All three groups, however, make preaching their beliefs to others central to their ministries, the leaders said. They believe that their message should be preached first to the Jews, then to the rest of the world.

Beth Yeshua is affiliated with CJF Ministries in San Antonio (formerly Christian Jew Foundation), which was started in 1948 by a former Orthodox Jew.

CJF is not as "pushy" as the infamous, Baptist-funded Jews for Jesus, group, but they do have the same scope, Hill said. He and his congregants often pass out tracts to students at UNLV, but they do so in a low-key manner.

"If people want to talk, we are willing to talk," Hill said. "If they want to walk on by, that's fine. I believe in freedom of choice."

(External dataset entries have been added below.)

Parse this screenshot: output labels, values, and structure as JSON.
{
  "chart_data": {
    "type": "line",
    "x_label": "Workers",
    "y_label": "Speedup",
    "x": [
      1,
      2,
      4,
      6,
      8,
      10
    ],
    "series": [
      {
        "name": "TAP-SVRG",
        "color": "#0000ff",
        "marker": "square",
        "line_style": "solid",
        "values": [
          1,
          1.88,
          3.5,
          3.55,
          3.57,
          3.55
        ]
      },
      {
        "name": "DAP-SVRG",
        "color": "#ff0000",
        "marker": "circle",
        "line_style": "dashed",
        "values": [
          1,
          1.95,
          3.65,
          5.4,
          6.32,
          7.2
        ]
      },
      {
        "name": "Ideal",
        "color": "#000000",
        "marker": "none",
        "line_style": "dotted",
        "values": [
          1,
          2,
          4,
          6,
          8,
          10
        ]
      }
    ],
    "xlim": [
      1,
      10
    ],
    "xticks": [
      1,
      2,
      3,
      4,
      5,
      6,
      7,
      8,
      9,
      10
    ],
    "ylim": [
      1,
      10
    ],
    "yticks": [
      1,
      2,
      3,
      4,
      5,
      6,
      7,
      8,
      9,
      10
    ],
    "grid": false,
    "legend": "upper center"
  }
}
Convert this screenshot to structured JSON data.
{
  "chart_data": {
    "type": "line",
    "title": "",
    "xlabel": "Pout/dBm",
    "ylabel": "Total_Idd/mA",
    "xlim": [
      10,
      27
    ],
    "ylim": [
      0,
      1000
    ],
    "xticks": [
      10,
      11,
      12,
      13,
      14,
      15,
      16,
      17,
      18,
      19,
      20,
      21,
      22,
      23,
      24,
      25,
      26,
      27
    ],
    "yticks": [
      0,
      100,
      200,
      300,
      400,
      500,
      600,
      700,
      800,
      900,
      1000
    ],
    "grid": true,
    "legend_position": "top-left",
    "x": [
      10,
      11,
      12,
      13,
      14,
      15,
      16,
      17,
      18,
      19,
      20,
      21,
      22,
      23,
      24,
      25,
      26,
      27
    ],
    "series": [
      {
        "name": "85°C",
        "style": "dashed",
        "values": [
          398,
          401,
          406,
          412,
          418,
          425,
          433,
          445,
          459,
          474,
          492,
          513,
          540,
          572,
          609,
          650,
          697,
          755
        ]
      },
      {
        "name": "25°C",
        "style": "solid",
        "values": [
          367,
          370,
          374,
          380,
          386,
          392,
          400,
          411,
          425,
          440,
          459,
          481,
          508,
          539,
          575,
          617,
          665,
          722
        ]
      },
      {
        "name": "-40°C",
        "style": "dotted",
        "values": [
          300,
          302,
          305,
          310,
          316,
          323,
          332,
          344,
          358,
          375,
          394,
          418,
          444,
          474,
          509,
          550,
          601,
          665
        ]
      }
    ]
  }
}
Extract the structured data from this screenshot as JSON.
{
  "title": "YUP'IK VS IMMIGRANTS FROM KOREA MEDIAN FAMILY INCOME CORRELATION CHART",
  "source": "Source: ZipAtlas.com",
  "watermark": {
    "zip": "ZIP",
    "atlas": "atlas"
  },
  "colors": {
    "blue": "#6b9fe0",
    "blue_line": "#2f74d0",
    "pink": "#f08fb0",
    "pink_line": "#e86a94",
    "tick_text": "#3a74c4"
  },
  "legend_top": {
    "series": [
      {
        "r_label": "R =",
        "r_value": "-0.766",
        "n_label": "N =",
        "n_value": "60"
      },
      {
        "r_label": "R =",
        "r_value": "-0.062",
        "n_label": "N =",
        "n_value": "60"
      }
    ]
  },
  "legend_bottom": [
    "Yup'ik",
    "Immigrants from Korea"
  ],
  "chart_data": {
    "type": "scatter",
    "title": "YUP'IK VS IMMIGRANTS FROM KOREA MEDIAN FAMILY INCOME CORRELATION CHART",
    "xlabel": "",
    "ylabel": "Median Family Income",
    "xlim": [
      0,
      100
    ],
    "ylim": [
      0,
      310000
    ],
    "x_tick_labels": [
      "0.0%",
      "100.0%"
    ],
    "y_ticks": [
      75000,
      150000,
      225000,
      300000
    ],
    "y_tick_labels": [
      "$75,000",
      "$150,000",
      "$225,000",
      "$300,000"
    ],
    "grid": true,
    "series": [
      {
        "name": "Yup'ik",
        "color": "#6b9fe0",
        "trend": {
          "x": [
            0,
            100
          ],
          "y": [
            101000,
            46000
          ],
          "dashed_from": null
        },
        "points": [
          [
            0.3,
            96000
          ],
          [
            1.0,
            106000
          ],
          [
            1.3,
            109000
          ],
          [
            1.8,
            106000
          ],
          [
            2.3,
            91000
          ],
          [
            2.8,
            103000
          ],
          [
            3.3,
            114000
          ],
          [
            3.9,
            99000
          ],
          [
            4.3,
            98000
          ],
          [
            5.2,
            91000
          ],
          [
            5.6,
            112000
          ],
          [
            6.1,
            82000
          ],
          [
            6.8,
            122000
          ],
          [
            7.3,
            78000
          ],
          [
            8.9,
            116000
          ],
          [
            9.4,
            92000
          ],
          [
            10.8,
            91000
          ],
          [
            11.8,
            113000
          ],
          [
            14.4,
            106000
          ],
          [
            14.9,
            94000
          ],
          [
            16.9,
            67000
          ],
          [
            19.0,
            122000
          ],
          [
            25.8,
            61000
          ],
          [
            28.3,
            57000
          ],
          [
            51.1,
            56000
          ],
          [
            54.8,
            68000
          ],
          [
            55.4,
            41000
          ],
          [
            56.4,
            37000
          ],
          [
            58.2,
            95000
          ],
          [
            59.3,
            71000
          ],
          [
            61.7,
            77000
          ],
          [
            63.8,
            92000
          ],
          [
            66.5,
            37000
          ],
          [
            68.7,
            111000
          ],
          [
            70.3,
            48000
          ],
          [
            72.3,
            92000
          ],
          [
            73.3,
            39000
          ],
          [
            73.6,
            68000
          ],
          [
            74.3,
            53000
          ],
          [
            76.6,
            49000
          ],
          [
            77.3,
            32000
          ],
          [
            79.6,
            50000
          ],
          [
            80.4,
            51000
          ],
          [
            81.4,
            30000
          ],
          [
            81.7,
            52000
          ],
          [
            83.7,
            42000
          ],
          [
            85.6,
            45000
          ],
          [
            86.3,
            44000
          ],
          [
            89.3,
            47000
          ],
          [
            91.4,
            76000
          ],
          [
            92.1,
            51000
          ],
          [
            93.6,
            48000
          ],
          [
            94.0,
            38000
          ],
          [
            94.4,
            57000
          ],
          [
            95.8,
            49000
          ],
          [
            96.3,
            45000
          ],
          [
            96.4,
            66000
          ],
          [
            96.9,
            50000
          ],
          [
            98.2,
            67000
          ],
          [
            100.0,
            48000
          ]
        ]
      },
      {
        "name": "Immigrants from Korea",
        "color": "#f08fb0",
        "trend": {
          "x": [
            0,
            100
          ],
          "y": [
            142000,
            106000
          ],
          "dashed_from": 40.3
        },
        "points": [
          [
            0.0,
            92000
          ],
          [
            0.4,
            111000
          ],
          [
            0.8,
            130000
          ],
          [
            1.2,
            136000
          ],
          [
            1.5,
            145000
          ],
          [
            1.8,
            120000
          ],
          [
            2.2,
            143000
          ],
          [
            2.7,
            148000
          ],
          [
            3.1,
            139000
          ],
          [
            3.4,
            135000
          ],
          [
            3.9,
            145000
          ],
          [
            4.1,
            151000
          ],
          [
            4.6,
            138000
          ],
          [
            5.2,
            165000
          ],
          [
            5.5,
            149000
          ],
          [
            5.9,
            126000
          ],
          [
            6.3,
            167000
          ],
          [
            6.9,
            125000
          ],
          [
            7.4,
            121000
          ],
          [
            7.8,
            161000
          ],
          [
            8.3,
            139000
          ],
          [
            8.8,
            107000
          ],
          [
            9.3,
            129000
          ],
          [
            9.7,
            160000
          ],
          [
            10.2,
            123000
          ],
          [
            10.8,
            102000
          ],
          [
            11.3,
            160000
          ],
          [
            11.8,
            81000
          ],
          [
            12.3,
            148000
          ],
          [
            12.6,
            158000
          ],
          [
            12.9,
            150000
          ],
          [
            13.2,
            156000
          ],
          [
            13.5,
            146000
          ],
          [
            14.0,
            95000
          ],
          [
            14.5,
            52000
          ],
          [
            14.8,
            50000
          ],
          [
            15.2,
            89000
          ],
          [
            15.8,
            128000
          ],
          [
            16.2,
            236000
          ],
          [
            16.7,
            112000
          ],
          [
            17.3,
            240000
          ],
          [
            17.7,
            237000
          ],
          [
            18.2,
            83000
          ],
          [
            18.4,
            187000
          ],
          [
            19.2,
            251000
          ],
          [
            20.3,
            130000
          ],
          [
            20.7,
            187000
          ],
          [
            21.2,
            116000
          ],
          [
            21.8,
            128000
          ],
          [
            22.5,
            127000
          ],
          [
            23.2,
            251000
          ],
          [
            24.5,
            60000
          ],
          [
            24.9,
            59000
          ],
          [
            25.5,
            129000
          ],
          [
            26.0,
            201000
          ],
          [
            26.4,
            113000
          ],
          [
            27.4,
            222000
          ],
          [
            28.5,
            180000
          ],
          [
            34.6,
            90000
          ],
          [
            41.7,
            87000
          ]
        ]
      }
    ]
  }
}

Jews believe that God will bring them a messiah, Harris-Shapiro said, but they do not believe that the historical Jesus of Nazareth was that messiah because he did not fulfill the prophecies to restore Israel's kingdom and bring about world peace. The Messianic and Christian teachings that the messiah was God in the flesh and that he was one part of a three-natured God is also against Jewish teaching, Harris-Shapiro said.

"There is very little in Judaism that a Christian cannot accept, but you cannot be in the Jewish faith and say Jesus is my messiah and Jesus is my God," Akselrad said. "You've come into another religion.

But Messianic Jews say that accepting Jesus as the promised Jewish messiah is a completion of Judaism and a fulfillment of a spiritual need.

"Whether you are Jewish or gentile you become spiritually complete," Hill said. "You are new person, that's where the term born-again comes from."

The idea that a Jewish persom must lose his Judaism if he accepts the Jewish messiah is laughable to Messianic Jews, Hill, Weinstein and Oppenheim said, but they say its a huge misconception about their faith.

"I think Christianity is at fault for that," Weinstein said. "There are these unwritten rules, that if you believe in Jesus Christ you must become a Christian. But you can remain a Jew if you want to.

"I'm a Jewish guy who believes in the messiah. And that's a stumbling block for some."

Messianic congregations, like the branches of Judaism, differ in their observance of the Tanakh, or Old Testament, laws, such as the specific regulations for keeping Shabbat (the Sabbath) or eating a kosher diet, leaders said.

Beth Elohenu is almost orthodox in its observance, Lev HaShem is a little bit more liberal and Beth Yeshua gives its congregants the individual freedom to decide the level of their observance.

Messianic Jews prefer the Jewish festivals over Christian holidays like Christmas and Easter because they see themselves as Jewish, all three men said. They also prefer Stars of David to crosses and reject all icons.

Messianic Jews sometimes run into tension with Christians because of their insistence on maintaining the Jewish customs, the congregational leaders said.

"There are Christian people who feel that once you accept Jesus into your life that it is no longer necessary to have a Jewish identity or observance of Torah," Oppenheim said.

Some Christians also believe that they have replaced Jews as God's chosen people, Hill said, which Messianic Jews disagree with. Jews remain God's chosen people, but God has "grafted" Christians into the same family tree, said Hill, quoting from the Apostle Paul in his letter ot the Romans.

Remembrance of past persecution also can sometimes separate Christians and Messianic Jews, the congressional leaders said. Most Messianic Jews wince at the word "Christ" because so often it was followed by "killer" and directed at them before they accepted Yeshua, said Hill, whose Jewish grandparents emmigrated from Germany in 1931.

Hill's grandparents stopped practicing their faith because of the discrimination in the United States, and he subsequently grew up Episcopalian before rediscovering his Jewish roots after college.